Extracting and printing each letter from a String only once

Question

I'm currently writing an algorithm that takes a user's input, identifies each letter in the entire string, and then prints each letter out along with printing out the number of how many times it appears in that string right next to it. Currently, the algorithm traverses the string and performs the desired actions, but does not group the letters together as shown in the example at the bottom.

I am stuck on what I could do to fix this and would appreciate advice. I am intermediate with Java and chose not to mess with Arrays in this context.

PS It is designed to exclude spaces.

//Algorithm
    String newS2 = "";
    String storage = "";
    int repeated = 0;
    
    for(int i = 0; i<userS.length(); i++){
      if(!userS.substring(i, i + 1).equals(" ") && !(userS.substring(i, i + 1).equals(storage.substring(0)))){
        for(int j = 0; j<userS.length(); j++){
          if(userS.substring(j, j + 1).equals(userS.substring(i, i + 1))){
            storage += userS.charAt(j);
          }
        }
        repeated = storage.length();
        newS2 += storage.charAt(0) + String.valueOf(repeated);
        repeated = 0;
        storage = "";
      }
    }

userS is a previously initialized String variable that is set to what the user inputs via a Scanner variable.

Currently, if I input "This message", I get: t1h1i1s3m1e2s3s3a1g1e2 when I really want to get: t1h1i1s3m1e2g1

Answer 1

Would using some data structures be an option?
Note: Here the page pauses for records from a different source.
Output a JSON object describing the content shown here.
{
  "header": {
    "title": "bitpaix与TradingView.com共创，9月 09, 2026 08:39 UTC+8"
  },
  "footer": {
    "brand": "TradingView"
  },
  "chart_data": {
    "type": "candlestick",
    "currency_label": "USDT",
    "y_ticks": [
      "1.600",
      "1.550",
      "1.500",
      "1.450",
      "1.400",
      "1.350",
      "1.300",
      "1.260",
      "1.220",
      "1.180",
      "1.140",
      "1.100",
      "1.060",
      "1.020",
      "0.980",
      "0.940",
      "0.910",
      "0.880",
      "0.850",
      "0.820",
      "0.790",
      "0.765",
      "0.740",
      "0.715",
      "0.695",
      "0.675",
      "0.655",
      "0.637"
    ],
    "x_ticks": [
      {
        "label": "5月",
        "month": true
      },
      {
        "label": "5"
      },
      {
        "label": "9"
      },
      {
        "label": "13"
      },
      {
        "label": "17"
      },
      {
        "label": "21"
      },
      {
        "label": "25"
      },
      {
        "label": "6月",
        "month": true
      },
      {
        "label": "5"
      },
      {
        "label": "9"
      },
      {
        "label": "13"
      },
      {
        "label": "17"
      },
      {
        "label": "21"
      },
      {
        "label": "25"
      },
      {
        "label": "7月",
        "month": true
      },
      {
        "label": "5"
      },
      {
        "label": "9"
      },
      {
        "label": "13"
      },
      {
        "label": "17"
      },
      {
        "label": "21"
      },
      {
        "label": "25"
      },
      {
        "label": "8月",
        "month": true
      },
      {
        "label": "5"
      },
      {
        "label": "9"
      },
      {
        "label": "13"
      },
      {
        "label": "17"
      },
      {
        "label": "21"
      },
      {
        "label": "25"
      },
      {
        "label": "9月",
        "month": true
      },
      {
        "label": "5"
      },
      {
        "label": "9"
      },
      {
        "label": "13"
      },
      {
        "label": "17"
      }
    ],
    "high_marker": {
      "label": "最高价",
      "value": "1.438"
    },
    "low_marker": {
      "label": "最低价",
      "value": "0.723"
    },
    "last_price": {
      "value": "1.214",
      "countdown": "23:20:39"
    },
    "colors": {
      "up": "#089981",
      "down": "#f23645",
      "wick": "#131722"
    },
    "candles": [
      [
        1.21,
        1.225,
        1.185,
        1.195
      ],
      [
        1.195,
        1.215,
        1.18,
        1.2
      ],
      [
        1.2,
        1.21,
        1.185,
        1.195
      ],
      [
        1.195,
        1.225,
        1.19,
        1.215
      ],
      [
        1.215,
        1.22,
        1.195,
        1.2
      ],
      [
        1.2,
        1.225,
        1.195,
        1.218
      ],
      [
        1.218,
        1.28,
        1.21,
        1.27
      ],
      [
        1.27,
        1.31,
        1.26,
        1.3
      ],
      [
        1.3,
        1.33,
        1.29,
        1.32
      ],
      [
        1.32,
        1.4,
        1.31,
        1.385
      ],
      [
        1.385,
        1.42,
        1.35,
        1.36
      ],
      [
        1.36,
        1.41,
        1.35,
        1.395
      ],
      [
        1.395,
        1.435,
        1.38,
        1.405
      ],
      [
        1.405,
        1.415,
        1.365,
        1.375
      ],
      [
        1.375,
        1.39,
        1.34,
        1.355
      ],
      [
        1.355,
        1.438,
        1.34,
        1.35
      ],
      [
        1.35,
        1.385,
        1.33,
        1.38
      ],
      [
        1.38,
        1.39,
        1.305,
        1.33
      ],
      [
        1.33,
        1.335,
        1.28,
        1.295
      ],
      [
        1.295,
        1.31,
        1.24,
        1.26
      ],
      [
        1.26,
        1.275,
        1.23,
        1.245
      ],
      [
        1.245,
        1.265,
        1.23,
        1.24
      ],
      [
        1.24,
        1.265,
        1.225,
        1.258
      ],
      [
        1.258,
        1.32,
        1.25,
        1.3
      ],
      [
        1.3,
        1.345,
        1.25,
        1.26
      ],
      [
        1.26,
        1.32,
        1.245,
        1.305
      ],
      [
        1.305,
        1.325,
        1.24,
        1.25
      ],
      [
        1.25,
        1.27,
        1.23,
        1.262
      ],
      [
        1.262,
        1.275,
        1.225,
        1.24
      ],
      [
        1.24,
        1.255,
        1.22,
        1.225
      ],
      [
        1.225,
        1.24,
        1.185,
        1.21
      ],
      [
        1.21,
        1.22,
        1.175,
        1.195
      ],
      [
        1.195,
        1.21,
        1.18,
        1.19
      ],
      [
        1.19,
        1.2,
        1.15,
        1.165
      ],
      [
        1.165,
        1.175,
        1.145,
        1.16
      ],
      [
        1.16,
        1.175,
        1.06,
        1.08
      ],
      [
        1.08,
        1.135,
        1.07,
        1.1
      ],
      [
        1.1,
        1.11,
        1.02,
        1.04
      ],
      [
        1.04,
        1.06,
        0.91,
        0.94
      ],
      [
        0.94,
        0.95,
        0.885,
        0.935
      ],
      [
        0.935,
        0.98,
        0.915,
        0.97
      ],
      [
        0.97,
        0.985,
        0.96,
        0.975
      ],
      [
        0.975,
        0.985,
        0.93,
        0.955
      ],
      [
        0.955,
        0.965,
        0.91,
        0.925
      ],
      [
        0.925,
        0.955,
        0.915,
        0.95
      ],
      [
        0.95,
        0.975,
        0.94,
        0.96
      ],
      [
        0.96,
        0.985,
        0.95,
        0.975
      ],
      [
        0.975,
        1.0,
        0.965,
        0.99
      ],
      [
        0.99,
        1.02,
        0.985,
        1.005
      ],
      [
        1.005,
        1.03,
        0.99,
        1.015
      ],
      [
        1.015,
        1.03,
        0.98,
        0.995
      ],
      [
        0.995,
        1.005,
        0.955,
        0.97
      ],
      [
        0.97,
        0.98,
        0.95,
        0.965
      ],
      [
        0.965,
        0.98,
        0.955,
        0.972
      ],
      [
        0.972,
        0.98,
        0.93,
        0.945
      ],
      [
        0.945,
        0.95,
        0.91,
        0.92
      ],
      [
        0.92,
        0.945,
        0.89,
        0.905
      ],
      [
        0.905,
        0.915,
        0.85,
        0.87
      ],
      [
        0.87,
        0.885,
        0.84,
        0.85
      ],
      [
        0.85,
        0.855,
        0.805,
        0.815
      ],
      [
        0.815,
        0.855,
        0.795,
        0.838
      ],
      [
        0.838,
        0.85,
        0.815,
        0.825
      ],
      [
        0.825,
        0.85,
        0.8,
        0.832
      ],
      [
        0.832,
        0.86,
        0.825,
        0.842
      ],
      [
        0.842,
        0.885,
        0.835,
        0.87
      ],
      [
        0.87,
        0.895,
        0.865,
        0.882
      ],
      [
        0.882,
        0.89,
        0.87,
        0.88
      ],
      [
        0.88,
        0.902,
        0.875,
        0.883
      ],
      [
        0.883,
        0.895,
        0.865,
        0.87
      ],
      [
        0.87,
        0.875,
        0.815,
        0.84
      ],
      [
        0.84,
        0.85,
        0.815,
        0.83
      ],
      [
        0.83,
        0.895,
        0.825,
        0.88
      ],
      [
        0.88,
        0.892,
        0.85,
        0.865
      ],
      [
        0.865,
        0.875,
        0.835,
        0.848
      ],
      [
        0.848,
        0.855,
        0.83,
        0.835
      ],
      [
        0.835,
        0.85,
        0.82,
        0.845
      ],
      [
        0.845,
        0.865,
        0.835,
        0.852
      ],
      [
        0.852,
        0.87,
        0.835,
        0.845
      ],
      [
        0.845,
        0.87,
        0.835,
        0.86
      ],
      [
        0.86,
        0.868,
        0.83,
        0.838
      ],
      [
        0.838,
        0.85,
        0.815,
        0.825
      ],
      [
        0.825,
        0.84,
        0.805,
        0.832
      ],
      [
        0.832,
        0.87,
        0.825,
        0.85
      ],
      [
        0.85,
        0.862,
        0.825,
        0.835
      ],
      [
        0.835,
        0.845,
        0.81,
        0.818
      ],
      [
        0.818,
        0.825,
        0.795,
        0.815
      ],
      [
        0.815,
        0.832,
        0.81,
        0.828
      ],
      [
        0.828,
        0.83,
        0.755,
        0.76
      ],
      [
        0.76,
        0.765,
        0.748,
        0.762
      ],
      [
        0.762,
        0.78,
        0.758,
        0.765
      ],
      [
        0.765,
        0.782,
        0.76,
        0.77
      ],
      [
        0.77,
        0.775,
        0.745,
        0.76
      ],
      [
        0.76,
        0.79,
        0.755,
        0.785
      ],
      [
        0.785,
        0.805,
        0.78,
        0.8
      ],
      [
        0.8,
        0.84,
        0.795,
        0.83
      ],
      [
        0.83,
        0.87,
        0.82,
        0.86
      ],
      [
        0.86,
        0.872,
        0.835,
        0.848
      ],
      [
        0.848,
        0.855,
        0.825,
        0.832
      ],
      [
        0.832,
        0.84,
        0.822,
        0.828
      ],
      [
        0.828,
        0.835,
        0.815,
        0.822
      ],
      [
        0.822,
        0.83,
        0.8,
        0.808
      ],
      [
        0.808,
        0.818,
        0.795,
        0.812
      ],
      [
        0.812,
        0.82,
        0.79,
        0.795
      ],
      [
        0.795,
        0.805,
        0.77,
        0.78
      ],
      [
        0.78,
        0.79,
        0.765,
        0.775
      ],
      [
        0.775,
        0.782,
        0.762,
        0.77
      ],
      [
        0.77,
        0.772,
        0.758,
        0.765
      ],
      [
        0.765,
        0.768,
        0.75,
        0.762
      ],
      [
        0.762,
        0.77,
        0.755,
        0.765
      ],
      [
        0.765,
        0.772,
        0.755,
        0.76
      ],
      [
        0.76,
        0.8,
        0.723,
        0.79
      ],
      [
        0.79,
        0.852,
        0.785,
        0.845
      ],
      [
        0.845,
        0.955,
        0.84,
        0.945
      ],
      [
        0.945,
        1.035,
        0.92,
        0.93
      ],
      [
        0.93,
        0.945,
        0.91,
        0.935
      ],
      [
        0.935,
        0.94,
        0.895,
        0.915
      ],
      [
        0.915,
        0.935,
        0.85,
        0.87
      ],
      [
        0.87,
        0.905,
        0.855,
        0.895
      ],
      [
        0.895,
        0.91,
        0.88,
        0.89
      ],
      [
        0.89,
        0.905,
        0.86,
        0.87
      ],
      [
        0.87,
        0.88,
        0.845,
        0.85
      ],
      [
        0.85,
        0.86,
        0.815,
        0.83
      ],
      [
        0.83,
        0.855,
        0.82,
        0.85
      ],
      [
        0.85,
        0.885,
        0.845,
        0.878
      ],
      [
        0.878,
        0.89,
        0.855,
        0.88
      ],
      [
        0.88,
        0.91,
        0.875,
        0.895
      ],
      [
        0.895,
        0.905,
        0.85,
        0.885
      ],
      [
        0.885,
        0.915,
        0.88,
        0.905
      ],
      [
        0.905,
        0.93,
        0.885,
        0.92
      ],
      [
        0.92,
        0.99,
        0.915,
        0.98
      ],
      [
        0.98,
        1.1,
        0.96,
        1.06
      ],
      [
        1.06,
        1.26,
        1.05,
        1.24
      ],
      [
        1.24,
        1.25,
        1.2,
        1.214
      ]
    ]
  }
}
In Java you can use a type like LinkedHashMap that preserves the order of entries.

Try this:

        Map<Character, Integer> stringCounts = new LinkedHashMap<>();

        String userS = "This message";

        for(int i = 0; i<userS.length(); i++){

            char c = userS.charAt(i);
            if(Character.isWhitespace(c)) {   // Ignore Whitespace
                continue;
            }

            stringCounts.putIfAbsent(c, 0);  // Add counter for this character if not there already
            stringCounts.put(c, (stringCounts.get(c) + 1));

        }

        StringBuilder bld = new StringBuilder();
        for( Map.Entry<Character, Integer> e : stringCounts.entrySet()) {
            bld.append(e.getKey()).append(e.getValue());
        }


        // Printout to check solution
        System.out.println(bld.toString());

This produces output:

T1h1i1s3m1e2a1g1

Answer 2

You're not keeping track of letters that have already appeared in your source string, so all the extra stuff in your new String are the additional occurrences of each character with the total number of times that character appears over the remainder of the string.
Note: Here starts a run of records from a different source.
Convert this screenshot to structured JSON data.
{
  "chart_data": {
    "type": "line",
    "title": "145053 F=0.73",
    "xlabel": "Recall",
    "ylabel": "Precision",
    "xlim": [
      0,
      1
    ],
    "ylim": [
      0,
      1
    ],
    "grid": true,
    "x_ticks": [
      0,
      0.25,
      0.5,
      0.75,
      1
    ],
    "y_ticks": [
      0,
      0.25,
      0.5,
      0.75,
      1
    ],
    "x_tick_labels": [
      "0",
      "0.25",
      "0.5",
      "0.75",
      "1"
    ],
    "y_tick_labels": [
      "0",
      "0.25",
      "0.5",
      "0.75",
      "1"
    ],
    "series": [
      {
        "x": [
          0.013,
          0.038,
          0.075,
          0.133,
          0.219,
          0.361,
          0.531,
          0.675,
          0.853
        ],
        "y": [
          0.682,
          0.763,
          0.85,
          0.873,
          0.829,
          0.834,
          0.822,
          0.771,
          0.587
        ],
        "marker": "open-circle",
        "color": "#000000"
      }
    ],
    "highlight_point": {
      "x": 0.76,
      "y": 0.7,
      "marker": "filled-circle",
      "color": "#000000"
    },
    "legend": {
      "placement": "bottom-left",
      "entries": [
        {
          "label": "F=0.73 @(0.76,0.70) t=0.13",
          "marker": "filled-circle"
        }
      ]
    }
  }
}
You need an additional check to see whether you've already encountered a letter. Try using String.contains() to exclude duplicate characters. The logic is: if the new string doesn't already contain this character, I should add the character. Otherwise, do nothing.

if(!newS.contains(storage.substring(0, 1))
{
    storagestorage += userS.charAt(j);
}

You really should be using some sort of data structure, however. Java has data structures for a reason. Try using a HashMap where the single character String is the key and the number of repetitions is the value and you'll have a compact piece of code that's dead easy to follow. Right now, your approach is a bit unintuitive because you're building up storage character by character and deriving the repetitions based on how many times that character is stored instead of simply incrementing a counter.
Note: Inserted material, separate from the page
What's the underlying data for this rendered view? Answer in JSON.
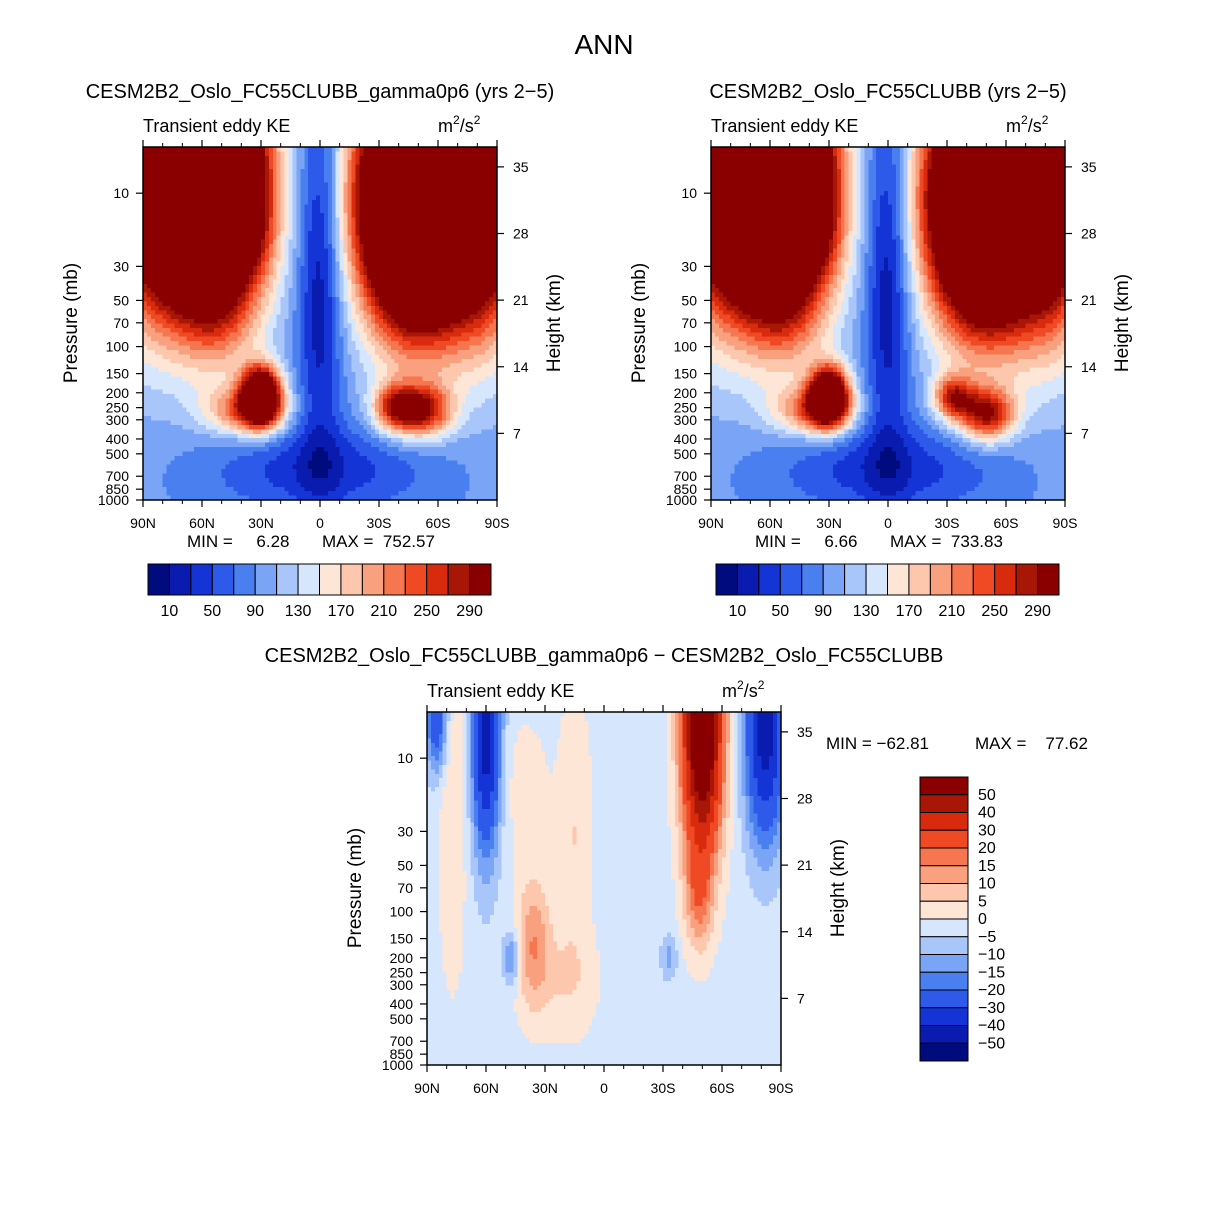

HashMap<String, Integer> myMap = new HashMap<>();

for(int count = 0; count < userS.length(); count++)
{
    String sub = userS.subString(count, count + 1);

    if(myMap.containsKey(sub))
    {
        // this char is already in the map
        myMap.replace(sub, new Integer(myMap.get(sub) + 1));
    }
    else
    {
        myMap.put(sub, new Integer(1));
    }
}

I think that's right, pardon typos as I'm on mobile at the moment.